Spark and Resilient distributed datasets (RDDs) is a distributed memory model for programmers to write in-memory applications on large clusters. RDDs provide fault tolerance for the in-memory data by only allowing coarse grained transformations on the data. RDDs are extremely useful for reusing data/computation and for iterative algorithms, since the data can still be kept in memory. Existing systems have to provide fault tolerance with copying data or logging updates, but RDDs provide efficient fault tolerance by storing the lineage of transformations and be able to re-compute partitions. Developers can control the partitioning of the RDDs and the persistence in memory. The Spark programming interface for RDDs is similar to DryadLINQ and FlumeJava, by defining new RDDs with transformations. Since the transformations are coarse grained, the RDDs are immutable and the lineage is remembered, RDDs behave very differently from distributed shared memory. Representing RDDs require 5 pieces of information: partitions(), preferredLocations(), dependencies(), iterators(), and partitioner(). There are two classes or dependencies, narrow, where a partition of the parent RDD is used at most once by the child RDD, and wide, where a parent partition is used by many child partitions. Narrow dependencies can be pipelined, and allows for more efficient recovery. With experiments, Spark could perform iterative algorithms up to 20x faster than hadoop, and for analytics programs, could perform up to 40x faster. Recovery was fast, because only the failed partitions of the RDDs has to be regenerated. Also, a 1 TB dataset can be interactively queried within 5-7 seconds.

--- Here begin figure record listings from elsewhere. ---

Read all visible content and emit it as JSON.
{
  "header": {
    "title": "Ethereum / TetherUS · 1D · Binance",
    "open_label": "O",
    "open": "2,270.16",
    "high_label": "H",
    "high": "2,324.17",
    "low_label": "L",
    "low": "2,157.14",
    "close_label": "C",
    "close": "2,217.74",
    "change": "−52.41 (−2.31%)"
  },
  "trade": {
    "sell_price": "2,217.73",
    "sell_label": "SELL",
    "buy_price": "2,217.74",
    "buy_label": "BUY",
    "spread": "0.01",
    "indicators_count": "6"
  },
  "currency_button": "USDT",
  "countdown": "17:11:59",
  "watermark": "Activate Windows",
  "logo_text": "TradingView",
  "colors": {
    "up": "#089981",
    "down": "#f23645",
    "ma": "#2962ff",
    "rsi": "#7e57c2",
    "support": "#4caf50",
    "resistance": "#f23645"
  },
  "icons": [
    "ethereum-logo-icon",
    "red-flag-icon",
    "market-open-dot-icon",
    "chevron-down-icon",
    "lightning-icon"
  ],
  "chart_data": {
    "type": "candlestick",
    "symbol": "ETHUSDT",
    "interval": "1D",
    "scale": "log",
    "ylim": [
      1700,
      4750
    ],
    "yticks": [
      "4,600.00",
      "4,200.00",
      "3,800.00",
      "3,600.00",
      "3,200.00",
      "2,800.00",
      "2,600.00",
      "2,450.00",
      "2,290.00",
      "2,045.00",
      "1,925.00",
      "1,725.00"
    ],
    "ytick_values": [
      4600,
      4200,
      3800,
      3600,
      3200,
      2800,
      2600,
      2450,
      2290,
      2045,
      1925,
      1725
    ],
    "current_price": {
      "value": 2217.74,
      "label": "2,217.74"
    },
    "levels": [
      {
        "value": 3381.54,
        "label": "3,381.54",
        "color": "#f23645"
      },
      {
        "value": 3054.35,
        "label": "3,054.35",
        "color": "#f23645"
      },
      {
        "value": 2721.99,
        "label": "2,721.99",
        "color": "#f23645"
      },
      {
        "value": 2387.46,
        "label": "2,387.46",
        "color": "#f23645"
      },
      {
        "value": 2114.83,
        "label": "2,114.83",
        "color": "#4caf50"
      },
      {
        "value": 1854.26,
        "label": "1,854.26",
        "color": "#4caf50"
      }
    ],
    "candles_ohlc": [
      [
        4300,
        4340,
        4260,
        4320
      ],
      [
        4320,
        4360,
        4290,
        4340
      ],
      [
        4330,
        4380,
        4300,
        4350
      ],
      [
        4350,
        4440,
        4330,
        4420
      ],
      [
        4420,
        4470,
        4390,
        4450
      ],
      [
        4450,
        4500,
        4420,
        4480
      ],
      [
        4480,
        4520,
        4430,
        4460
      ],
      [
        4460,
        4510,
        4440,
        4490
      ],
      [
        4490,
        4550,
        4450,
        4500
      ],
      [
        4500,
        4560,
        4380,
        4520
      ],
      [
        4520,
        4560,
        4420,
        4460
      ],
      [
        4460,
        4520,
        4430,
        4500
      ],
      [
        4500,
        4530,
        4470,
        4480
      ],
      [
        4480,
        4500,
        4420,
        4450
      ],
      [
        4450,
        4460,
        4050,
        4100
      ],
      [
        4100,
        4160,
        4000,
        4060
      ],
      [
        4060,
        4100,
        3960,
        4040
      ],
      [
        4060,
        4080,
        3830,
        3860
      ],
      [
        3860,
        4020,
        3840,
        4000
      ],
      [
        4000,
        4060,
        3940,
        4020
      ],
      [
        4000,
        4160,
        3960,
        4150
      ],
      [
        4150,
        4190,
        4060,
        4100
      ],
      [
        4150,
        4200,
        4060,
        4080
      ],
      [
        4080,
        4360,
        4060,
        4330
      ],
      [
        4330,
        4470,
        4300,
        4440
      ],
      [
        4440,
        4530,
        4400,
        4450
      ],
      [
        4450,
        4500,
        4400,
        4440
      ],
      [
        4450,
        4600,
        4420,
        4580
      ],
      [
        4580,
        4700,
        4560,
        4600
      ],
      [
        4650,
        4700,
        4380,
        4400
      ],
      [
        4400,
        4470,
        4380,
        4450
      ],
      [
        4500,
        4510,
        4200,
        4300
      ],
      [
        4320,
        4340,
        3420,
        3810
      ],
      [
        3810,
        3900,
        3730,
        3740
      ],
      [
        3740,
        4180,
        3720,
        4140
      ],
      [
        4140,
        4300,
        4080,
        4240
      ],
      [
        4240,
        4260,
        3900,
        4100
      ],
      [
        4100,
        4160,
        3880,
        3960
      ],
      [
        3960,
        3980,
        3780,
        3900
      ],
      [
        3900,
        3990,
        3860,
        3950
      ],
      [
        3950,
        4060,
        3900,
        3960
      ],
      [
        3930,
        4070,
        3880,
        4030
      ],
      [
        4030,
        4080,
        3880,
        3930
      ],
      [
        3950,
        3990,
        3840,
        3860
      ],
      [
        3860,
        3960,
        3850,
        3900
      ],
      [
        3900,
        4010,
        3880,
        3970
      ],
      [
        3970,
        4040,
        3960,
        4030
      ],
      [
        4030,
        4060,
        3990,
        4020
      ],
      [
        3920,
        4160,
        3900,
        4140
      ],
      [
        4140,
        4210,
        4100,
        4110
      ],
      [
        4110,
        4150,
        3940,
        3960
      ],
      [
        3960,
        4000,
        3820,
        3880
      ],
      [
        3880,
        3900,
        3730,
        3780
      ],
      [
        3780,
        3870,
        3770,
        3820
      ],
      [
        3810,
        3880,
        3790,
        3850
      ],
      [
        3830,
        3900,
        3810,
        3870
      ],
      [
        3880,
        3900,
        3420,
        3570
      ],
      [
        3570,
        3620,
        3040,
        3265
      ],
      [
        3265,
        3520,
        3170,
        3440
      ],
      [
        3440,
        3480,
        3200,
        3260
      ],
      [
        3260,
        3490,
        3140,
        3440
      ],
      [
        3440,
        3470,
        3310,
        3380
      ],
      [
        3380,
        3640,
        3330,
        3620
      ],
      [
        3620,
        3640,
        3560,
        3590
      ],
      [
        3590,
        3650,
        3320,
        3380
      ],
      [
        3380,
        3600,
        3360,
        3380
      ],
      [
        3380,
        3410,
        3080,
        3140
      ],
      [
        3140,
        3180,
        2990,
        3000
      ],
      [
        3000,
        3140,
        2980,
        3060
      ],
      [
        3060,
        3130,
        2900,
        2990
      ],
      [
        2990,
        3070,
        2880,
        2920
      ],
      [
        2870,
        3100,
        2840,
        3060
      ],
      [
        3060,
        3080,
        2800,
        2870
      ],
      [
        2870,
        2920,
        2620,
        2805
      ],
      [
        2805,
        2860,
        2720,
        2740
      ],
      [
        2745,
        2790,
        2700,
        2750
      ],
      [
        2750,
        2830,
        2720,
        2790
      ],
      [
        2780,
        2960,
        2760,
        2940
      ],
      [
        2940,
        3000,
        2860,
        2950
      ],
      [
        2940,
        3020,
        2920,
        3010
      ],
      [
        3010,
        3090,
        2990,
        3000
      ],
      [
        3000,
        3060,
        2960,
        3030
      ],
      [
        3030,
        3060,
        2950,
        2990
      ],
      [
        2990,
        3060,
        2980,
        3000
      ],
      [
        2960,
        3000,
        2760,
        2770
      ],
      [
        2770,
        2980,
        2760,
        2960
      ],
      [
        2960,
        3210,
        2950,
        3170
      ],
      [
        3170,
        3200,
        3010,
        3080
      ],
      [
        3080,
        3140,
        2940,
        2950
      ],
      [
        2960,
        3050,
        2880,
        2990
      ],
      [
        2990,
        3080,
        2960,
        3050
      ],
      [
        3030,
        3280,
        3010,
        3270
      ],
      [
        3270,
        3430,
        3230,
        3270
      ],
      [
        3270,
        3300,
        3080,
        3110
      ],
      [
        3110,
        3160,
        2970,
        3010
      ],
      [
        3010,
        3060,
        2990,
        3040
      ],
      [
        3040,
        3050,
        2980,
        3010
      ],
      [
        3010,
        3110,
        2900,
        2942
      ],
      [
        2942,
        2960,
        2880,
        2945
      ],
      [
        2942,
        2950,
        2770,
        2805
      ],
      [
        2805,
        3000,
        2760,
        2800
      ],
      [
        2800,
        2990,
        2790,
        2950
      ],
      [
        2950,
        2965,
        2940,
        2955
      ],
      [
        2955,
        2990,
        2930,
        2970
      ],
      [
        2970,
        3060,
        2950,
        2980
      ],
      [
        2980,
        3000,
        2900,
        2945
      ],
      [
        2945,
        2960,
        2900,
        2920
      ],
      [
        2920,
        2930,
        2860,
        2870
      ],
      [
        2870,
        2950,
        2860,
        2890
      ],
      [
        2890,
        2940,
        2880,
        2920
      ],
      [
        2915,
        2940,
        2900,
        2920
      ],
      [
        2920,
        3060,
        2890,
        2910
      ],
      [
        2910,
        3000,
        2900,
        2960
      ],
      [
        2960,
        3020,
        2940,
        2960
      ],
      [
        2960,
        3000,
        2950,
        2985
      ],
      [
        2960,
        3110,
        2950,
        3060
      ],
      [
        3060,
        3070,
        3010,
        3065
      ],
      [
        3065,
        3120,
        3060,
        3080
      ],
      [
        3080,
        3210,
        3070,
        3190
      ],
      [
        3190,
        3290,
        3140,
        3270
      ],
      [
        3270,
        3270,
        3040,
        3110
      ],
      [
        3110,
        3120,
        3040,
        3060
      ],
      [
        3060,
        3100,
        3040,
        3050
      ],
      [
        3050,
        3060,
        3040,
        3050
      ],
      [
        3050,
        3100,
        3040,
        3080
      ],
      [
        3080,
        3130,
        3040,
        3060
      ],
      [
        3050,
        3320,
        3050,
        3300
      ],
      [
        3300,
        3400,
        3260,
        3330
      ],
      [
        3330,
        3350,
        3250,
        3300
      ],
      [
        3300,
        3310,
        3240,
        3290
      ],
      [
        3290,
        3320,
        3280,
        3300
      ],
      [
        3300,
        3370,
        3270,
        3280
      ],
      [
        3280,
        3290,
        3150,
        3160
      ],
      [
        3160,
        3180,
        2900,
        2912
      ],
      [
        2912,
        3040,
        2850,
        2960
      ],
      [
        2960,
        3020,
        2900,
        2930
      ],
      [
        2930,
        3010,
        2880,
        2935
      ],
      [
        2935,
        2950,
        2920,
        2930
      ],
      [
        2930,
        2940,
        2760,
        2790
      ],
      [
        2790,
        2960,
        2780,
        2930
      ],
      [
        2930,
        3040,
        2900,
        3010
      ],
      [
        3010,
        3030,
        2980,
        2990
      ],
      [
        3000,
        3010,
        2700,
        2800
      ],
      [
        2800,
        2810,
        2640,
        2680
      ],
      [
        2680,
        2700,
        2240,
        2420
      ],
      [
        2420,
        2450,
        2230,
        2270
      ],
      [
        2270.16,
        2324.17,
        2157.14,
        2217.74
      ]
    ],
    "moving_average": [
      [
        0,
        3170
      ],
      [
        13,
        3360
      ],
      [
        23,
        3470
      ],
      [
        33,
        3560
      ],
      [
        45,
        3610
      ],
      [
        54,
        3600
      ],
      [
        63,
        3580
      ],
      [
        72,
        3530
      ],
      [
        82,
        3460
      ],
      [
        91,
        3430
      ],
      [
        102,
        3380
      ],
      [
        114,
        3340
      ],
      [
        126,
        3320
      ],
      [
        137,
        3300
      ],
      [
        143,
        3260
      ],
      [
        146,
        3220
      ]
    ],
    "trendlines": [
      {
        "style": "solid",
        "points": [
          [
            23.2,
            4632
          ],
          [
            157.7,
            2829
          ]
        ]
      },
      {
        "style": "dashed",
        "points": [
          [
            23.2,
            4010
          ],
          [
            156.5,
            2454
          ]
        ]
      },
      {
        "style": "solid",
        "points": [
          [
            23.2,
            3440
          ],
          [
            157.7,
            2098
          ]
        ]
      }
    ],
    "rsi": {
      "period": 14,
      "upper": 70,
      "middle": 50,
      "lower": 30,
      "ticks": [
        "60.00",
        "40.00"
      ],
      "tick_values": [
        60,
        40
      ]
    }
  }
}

These two distributed in-memory systems solve the problem in different ways. Piccolo focuses on mutable, fine-grained updates, where Spark handles coarse grained transformations. There are tradeoffs between the systems, but clearly the future will still have needs of both types of models. Certain applications will need asynchronous, fine-grained updates such as web applications, and certain applications will need batch processing on lots of data. The fine-grained approach is most similar to traditional rdbmses, and the coarse-grained approach is most similar to olap systems. In the future, the fine-grained approaches will have to incorporate more batch/performance techniques like in spark, and the coarse-grained approaches will try to incorporate more asynchronous and immediate updates and processing.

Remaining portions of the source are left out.